…First of all, I just have to say…I got bored and looked at my search term stats and saw that someone was directed to my blog by googling this phrase: “where can i find christmas words for my mother”……

I’m pretty sure they didn’t find what they were looking for. I’d apologize, but it wouldn’t be sincere.

So some crazy person asked about my kitty’s constipation. I think they’re crazy (in fact, I know this as a fact seeing as how I know them in real life) but due to the fact that I do actually know this person, and not telling the story could lead to facebook harassment, I’ll concede. My apologies in advance.


Let me start off by explaining a bit about my cat. Her name is Mischief. I originally tried to convince my family to name her “Nyssa” but they weren’t buying it (besides…I thought “Leela” fit better and they didn’t like that either), anyway, her name was Nyssa for about three days until we all thought “Diva” would be better. A week later…we realised the only appropriate name would be “Mischief”. And this was before the birds and the mice started showing up….

So Mau (as I call her. Cause I’m too lazy for two syllables) never hisses. I’ve heard her do it twice. Once when I was putting elf booties on her (punishment clothing for a bird) and once when………something. I don’t remember.

But last Friday I came home around 9ish and she was sitting upstairs which wasn’t very normal for her at that time of night. So I picked her up and went to talk to my mum and she hissed and jumped out of my arms.

The cat. Not my mum.

She ran outside and I’m freaking out because she hissed and my mum suggests that maybe she’s hungry. I try to feed her but can’t find her so I go back to my business, only to find her sitting at the top of the stairs again five minutes later. Rinse and repeat the hissing shit.

Dumb cat that she is ran into my bedroom to sit on my bed as way of getting away from me. I never said she was smart. So fucktard gets home from work and he’s trying to pet her but she keeps jerking back her foot like it hurts her, and then she runs away and is walking funny which makes us think it’s an abscess. She hissed about one more time and I gave up because she was starting to act like a teenager with scary fucking PMS.


The next morning, mum decides that we should take her to the emergency animal clinic because the cat is still all grumpy face, and I’m all for it because if it goes a really long time I could end up not having to see the Uncle-That-Ruins-Holidays. So we’re at the hospital for small things and they take her back and I’m waiting and my ADD’s kicking it like crazy and finally the vet calls me back and she’s like: “I can’t find anything wrong with your cat”. I kinda blinked at her, and then looked at my cat, who had jumped on the counter and started pawing at the cupboards looking for a place to hide. I quickly ask her to get my cat off there because Mau is closing in on the edge and she has the grace of a dog and as funny as it would be to see her tumble off there backwards, I would feel really bad if it happened – especially when she is in pain. In hindsight, I’m kinda glad that didn’t happen because it might have forgone the enema and taken care of the problem itself and then I might have cried. She hands the cat to me, which is perfect because I really wanted a cat burrowing behind me to keep my ass warm. She offers up a couple of options and I ask for the cheapest because dad’ll kill me when he finds out how much this is costing.

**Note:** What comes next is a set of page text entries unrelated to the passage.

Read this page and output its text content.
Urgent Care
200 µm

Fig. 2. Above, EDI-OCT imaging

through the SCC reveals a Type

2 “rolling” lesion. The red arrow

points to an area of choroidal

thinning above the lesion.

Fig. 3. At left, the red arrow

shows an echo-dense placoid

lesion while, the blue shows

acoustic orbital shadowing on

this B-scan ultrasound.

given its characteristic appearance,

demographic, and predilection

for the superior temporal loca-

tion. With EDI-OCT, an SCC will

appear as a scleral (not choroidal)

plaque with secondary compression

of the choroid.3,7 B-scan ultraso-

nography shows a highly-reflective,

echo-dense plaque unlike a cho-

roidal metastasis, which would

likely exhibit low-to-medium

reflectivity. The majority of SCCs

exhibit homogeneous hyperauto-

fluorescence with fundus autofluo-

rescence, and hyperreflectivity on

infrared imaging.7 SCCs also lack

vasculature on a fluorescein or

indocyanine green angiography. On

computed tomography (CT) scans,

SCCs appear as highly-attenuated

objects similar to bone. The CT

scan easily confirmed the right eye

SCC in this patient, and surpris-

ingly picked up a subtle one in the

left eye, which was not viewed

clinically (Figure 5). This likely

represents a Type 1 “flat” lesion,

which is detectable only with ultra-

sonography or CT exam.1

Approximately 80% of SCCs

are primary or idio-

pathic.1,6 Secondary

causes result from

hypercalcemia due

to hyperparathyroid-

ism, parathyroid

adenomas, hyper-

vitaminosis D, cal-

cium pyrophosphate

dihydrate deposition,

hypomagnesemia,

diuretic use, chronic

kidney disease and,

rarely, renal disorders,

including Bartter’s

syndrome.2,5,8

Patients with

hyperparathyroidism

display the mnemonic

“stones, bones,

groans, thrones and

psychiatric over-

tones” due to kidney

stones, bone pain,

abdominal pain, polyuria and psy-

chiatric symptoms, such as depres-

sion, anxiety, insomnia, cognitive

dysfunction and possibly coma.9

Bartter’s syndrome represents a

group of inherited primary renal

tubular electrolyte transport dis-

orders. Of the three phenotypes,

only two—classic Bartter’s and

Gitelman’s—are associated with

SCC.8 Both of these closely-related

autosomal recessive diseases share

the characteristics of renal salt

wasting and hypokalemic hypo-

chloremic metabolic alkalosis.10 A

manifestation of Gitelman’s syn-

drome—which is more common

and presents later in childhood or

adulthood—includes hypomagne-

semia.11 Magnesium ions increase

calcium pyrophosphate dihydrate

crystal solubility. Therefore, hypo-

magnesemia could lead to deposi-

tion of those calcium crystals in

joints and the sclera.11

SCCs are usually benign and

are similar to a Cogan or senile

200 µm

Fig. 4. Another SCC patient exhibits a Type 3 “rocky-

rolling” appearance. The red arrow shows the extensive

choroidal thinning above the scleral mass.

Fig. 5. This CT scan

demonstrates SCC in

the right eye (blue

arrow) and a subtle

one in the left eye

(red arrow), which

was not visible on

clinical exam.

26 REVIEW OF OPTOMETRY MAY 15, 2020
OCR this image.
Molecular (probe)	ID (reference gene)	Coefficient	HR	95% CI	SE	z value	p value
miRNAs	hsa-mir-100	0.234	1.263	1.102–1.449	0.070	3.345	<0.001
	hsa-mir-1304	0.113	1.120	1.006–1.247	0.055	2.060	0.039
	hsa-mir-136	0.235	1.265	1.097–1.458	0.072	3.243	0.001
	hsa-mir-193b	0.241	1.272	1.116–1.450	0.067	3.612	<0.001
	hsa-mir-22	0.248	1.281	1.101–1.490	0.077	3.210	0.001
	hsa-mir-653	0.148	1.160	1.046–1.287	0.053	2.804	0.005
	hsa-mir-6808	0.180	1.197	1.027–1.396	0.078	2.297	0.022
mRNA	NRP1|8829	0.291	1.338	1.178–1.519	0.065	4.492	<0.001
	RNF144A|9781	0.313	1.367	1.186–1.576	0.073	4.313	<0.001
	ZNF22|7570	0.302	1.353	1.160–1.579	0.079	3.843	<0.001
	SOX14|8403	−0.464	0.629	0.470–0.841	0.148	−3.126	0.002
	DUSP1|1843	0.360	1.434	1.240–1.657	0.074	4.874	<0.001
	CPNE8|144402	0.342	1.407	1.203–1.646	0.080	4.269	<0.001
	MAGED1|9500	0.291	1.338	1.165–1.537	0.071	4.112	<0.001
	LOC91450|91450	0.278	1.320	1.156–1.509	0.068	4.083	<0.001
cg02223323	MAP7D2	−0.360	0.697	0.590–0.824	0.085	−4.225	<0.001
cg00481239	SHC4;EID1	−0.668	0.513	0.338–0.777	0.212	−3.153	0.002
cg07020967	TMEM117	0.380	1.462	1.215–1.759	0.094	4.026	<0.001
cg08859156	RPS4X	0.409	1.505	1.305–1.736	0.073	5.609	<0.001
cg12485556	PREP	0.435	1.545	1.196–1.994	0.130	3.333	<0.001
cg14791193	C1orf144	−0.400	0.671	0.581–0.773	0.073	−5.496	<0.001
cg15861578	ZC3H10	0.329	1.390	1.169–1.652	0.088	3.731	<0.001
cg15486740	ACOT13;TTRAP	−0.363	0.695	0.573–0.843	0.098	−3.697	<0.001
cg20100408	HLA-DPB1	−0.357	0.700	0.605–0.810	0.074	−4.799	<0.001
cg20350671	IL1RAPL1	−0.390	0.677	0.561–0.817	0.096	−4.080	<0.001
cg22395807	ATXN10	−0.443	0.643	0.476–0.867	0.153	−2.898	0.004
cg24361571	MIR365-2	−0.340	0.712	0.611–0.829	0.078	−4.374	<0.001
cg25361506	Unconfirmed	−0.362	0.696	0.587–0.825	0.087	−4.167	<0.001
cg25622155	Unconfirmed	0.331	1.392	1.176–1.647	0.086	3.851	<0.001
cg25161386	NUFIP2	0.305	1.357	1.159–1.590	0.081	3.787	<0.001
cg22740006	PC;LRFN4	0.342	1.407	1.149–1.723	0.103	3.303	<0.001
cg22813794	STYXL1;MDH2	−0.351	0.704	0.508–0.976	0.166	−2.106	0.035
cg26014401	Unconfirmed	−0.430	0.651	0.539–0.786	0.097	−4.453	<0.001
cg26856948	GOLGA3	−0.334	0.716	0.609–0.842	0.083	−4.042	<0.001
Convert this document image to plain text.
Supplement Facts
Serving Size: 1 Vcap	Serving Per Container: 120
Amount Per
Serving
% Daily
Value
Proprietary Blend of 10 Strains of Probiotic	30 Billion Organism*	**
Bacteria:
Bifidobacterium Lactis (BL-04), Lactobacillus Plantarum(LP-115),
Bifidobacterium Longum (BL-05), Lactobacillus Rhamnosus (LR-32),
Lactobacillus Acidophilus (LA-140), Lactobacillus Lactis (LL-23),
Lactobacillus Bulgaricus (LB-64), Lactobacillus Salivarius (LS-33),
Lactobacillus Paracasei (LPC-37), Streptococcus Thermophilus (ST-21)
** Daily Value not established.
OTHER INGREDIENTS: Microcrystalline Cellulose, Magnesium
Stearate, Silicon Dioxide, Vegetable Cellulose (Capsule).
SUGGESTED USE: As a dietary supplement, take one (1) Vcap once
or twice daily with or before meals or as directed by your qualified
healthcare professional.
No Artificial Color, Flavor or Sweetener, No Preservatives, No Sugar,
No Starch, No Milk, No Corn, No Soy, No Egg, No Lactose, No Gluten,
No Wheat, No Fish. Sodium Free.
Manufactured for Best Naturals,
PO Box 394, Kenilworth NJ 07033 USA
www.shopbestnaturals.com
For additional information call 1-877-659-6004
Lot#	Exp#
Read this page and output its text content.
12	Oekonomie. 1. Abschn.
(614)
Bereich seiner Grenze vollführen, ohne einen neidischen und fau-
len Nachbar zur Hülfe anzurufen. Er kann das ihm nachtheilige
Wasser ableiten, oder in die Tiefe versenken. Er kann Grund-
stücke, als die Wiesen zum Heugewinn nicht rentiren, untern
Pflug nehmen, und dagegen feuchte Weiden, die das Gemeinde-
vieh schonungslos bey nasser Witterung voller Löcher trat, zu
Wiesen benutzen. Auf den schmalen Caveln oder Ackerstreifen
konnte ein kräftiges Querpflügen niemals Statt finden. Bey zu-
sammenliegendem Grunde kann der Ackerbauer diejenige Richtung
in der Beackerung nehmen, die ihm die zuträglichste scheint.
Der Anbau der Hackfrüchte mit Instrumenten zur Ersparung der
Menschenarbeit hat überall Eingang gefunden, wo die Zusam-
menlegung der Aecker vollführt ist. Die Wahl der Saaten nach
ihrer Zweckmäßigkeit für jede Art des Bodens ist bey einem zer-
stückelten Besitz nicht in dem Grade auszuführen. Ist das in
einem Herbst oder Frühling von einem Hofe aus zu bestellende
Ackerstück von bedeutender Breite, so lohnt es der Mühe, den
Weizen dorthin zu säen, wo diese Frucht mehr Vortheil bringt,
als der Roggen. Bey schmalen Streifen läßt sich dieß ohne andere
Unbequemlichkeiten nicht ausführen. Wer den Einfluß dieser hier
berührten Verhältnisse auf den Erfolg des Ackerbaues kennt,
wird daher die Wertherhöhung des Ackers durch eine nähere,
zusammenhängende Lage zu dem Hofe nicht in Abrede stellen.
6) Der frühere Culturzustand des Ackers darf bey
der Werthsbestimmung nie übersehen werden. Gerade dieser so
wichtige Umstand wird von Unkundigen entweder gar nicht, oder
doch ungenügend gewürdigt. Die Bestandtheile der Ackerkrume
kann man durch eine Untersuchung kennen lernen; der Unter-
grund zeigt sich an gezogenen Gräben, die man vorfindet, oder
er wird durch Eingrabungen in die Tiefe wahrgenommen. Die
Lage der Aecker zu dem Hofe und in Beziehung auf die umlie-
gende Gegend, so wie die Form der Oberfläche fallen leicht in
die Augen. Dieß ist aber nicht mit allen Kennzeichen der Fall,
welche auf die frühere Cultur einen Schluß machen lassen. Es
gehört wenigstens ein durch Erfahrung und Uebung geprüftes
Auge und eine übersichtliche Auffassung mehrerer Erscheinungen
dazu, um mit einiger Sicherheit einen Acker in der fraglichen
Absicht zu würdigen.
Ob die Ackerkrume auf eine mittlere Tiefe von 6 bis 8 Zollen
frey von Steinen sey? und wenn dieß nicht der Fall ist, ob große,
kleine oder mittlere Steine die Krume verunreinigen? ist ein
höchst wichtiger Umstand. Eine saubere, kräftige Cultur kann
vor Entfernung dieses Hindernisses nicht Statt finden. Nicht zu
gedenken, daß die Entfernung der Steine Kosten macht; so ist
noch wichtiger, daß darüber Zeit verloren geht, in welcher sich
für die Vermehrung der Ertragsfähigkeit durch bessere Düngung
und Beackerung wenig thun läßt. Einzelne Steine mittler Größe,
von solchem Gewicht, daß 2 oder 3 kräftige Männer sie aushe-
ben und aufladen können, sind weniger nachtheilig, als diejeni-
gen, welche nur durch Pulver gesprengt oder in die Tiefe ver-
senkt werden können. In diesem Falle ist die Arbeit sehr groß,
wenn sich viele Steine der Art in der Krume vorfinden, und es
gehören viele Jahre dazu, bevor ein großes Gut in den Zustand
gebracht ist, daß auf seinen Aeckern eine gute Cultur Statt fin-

After the blood work and the x-rays she comes back and tells me that the blood work is fine, but they can do a more expensive one if I want to look at other things in her blood. My brain is starting to hurt. She then shows me the x-rays. She’s pointing out things that could be potential problems, like “your cat’s heart is large, could be a heart murmur”, “your cat’s lungs are weird, she’s going to die of the plague”, “this spot is funny, your cat is an alien and is looking for the mother ship” and “look it’s a big piece of crap that is too big to leave your cat with dignity”. Then she lists of the options: “More expensive ass blood work”, “More x-rays, plus sedatives so my cat can become addicted to drugs”, “contact the mothership for immediate return”, “hop around on one foot and entertain the problem from the cat”, “enema”. The other options were way too expensive or were options I only made up…so I chose enema.

They were nice though. I didn’t have to watch. Though if I hadn’t been there for almost two hours and not starting to lose my patience I might have asked to, because I have a gross fascination for the weirdest shit. But I was thankfully not that weird at that time.

The only hint that they were doing anything was the loud “MREOW!” that came from the actual clinic area of the hospital, and in all my cruel glory…I laughed a little.

But then I took her home and she was fine. She’s back to being a little shit, and we still taunt her about being the constipated kitty, because she can’t fight back. It was mildly amusing and made me very happy that it wasn’t a more extreme problem.

Plus, who doesn’t want to spend Christmas Eve cleaning out their cat’s ass?